Govt ‘too incompetent’ for digital health

Professor Deborah Lupton

Mistrust of the government’s ability to manage large scale digital infrastructure projects is making people reluctant to sign up to programs like My Health Record, research has found.

Professor Deborah Lupton from the Centre for Social Research in Health and Social Policy Research Centre at UNSW says highly publicised digital fails like the 2016 Census crash and Centrelink’s Robo-debt disaster have eroded public faith in the government’s technical ability.

The Australian Digital Health Agency wants to eventually enroll every Australian in the national electronic health record system but one in ten have chosen to opt out with a national participation rate of  90.1 per cent, according to agency figures.

As part of  a wide-ranging women and digital health research project done in 2017, Professor Lupton asked subjects whether they had joined My Health Record and why or why not.

The study involved 66 participants aged 22-78 from across Australia.

While some people weren’t joining because of privacy and security concerns, the biggest barrier to people signing up was a lack of trust in the government’s “general technical expertise”, Professor Lupton reports in the current edition of the journal Digital Health.

The research showed the women weren’t worried that “the government’s out to get us, they’re watching us”, or even that third parties like insurance agencies could potentially get hold of the data, Professor Lupton told Government News.

“What they were thinking was ‘they’re incompetent’, which is a different issue.

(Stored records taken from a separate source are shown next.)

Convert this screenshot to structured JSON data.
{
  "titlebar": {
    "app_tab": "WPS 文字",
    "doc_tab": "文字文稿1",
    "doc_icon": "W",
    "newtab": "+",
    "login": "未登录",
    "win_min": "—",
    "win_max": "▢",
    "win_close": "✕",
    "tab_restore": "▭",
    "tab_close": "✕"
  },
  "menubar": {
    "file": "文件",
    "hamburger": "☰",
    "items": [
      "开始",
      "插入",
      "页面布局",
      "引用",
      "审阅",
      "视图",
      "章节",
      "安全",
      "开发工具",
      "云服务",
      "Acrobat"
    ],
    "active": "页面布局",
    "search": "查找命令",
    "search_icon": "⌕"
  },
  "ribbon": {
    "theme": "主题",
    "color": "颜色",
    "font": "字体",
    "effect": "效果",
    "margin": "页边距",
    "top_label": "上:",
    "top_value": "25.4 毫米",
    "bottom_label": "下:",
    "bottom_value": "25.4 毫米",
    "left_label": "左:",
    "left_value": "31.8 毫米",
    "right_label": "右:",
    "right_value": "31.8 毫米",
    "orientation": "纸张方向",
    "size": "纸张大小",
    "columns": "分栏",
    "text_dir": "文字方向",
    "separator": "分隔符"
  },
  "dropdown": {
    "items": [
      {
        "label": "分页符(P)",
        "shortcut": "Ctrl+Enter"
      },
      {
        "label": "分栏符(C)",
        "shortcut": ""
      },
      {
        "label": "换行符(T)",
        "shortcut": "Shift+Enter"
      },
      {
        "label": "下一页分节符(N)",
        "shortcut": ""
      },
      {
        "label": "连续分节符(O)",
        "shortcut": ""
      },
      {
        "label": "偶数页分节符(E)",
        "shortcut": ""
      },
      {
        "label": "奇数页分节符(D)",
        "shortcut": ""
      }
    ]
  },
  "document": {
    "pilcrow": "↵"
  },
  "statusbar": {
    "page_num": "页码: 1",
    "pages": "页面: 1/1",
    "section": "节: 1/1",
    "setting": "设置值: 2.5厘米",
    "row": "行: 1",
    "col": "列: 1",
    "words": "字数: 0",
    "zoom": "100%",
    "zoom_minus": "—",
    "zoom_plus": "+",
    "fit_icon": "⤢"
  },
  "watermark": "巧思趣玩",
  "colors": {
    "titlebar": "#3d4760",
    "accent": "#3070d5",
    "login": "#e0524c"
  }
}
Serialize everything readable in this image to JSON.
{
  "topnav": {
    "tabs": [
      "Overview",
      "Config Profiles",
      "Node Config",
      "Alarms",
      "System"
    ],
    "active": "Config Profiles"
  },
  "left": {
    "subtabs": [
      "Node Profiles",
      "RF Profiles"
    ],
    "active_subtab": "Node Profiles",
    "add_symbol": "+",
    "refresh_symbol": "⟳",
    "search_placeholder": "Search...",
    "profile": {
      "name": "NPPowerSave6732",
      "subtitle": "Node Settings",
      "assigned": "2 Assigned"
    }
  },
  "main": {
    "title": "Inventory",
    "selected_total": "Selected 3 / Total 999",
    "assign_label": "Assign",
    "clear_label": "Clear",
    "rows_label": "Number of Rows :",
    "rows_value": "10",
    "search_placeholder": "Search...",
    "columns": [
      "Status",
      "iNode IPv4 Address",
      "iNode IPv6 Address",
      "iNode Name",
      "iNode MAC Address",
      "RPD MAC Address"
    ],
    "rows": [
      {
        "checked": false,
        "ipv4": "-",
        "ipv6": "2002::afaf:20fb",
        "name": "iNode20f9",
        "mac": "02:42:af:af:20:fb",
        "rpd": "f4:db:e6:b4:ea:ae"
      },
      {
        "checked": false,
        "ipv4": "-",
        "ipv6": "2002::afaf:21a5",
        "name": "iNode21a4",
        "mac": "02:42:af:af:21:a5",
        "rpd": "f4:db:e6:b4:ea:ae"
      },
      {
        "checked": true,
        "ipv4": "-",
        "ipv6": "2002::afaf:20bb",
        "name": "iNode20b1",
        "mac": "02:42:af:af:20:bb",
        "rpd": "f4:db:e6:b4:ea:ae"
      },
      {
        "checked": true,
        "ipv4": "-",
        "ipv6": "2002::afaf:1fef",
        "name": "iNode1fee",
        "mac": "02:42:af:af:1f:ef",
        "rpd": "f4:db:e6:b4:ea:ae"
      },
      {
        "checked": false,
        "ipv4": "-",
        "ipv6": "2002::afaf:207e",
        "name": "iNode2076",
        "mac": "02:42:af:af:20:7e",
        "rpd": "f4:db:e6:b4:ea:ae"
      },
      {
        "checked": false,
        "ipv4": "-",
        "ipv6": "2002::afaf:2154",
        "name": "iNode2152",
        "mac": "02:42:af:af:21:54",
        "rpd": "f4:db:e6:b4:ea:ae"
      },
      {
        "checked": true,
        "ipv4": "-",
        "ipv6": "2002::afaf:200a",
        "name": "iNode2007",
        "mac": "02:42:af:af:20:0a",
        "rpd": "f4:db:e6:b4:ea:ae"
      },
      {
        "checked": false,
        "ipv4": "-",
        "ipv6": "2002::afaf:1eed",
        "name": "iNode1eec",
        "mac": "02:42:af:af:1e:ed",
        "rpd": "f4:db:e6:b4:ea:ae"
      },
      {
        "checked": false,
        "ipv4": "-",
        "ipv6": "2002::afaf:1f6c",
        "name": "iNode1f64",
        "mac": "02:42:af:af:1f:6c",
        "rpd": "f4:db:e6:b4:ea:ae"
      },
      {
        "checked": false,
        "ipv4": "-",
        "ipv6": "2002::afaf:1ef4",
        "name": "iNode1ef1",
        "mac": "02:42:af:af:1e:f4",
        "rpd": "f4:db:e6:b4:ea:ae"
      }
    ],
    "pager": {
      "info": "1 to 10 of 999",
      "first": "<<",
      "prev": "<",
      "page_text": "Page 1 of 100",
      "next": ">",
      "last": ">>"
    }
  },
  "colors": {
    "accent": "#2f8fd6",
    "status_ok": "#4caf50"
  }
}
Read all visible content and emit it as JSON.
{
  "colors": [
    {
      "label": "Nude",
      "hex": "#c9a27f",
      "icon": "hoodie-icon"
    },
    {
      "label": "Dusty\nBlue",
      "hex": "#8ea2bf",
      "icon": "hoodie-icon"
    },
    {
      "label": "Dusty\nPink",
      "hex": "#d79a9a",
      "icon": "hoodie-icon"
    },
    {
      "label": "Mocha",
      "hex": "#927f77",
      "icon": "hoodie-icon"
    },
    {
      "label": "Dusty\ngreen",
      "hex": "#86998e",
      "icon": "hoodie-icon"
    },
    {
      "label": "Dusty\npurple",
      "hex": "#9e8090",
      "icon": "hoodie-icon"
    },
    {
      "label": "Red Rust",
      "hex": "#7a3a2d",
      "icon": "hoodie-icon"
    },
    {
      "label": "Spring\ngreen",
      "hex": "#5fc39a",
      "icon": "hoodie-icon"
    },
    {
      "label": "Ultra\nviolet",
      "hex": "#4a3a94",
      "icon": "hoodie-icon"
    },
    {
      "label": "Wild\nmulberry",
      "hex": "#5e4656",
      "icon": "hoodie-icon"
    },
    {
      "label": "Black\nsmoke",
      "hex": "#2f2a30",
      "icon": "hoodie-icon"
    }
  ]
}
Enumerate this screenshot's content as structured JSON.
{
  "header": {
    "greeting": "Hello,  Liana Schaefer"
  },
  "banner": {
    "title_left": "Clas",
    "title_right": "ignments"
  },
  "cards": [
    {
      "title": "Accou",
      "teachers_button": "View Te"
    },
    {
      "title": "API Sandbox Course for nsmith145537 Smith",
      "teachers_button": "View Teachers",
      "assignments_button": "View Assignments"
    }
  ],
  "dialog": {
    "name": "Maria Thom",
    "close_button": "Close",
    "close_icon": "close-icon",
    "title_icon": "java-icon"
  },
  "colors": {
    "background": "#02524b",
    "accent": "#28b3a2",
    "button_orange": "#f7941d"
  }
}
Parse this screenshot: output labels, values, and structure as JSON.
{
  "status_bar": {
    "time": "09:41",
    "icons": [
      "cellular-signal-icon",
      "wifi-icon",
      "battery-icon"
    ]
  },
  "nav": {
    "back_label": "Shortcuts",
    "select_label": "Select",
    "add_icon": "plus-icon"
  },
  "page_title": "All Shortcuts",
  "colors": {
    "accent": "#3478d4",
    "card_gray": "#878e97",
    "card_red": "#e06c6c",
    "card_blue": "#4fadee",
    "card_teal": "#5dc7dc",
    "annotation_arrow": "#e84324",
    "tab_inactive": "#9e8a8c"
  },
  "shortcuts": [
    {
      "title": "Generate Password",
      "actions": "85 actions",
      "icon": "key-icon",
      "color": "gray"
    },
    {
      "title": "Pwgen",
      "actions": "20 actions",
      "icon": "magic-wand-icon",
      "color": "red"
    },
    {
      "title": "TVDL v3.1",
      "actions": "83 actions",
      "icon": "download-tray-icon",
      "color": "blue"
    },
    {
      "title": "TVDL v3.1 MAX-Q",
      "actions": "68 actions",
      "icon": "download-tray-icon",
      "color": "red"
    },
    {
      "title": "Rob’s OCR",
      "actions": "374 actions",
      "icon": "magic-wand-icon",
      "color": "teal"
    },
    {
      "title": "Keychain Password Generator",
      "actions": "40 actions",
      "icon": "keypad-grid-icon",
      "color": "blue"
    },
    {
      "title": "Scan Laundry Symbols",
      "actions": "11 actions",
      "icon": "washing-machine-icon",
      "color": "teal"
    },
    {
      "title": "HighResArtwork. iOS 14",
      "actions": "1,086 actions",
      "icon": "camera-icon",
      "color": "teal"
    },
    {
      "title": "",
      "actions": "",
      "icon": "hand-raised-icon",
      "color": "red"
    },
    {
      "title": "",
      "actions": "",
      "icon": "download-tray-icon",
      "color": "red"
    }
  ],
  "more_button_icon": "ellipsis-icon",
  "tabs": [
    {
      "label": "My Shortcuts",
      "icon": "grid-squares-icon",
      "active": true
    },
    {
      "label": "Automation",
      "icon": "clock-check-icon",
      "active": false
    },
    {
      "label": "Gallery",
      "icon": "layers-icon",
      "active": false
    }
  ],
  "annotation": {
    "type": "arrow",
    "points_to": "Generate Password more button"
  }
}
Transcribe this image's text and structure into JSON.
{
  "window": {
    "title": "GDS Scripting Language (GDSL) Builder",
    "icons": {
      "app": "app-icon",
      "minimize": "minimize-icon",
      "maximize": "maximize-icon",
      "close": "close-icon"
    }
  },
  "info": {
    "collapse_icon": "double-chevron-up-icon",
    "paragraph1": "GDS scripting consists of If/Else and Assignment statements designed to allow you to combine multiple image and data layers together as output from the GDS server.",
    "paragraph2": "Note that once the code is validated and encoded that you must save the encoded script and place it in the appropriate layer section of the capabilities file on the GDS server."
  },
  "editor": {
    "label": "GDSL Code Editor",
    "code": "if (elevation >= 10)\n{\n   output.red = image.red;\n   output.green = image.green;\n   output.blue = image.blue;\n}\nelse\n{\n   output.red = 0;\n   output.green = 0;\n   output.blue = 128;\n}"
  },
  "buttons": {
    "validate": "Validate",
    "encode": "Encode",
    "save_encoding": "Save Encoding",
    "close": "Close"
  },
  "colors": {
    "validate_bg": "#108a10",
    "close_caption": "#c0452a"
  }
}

It really was ‘I just don’t trust the government to do a good job’.”

Professor Lupton’s survey, consisting of a series of interviews and focus groups, found uncertainty and a lack of awareness and interest in My Health Record.

Technical difficulties were major barriers to using the system and no participants had yet “found any benefit or use for it”, the report says.

“But another reason was that they just thought the government was incompetent and they couldn’t trust them to do a good job with it,” Professor Lupton said.

Trust in government low

This was in the context of separate research showing Australians have a very low level of trust in government to begin with, Professor Lupton said.

“We need to understand that in Australia people are already operating in a state of distrust of government structures and services,” she said.

“We’ve had these highly publicised events where government rollouts of various high-level digital infrastructures have been problematic to say the least.”

She says the government needs to regain the trust of the Australian public in its competence around digital infrastructure which at the moment “is a major barrier to people wanting sign up to things like My Health Record”.

The government also needs to do a better job in communicating information about what My Health Record is about as well as the pros and cons of the system.

Research carried out in 2018, involving younger men and women aged 16 to 25, indicated young people are poorly informed about the electronic health system.

“They just basically had not idea about it,” Professor Lupton said.

The government also has an ethical responsibility to inform the public about how their data privacy and security will be protected.

“Most Australians aren’t thinking about it because they haven’t been bitten by a data scandal yet, it’s not something that’s directly affected them,” she says.

“But governments should play a major guardianship or pastoral care role, and recognise that the Australian public still isn’t that knowledgeable about personal data privacy issues.

“It really should be government’s role to protect them from any breach of their data including sensitive medical data.”

A spokesman for the DHA said the agency has undertaken extensive communication to inform Australians about My Health Record and the opt-out period since the research was done.

“With over 90 per cent of Australians now having a My Health Record, it is important they are aware of how to access their record and what’s in it,” he told Government News.

“This month we are continuing our educational activity to provide information for individuals who have a My Health Record about how to make the most of their record, such as how to set extra privacy settings, or how to add their emergency contacts and any allergies to their record.

“We expect to see all Australians benefiting from the system as more information is uploaded and look forward to seeing this in the future.”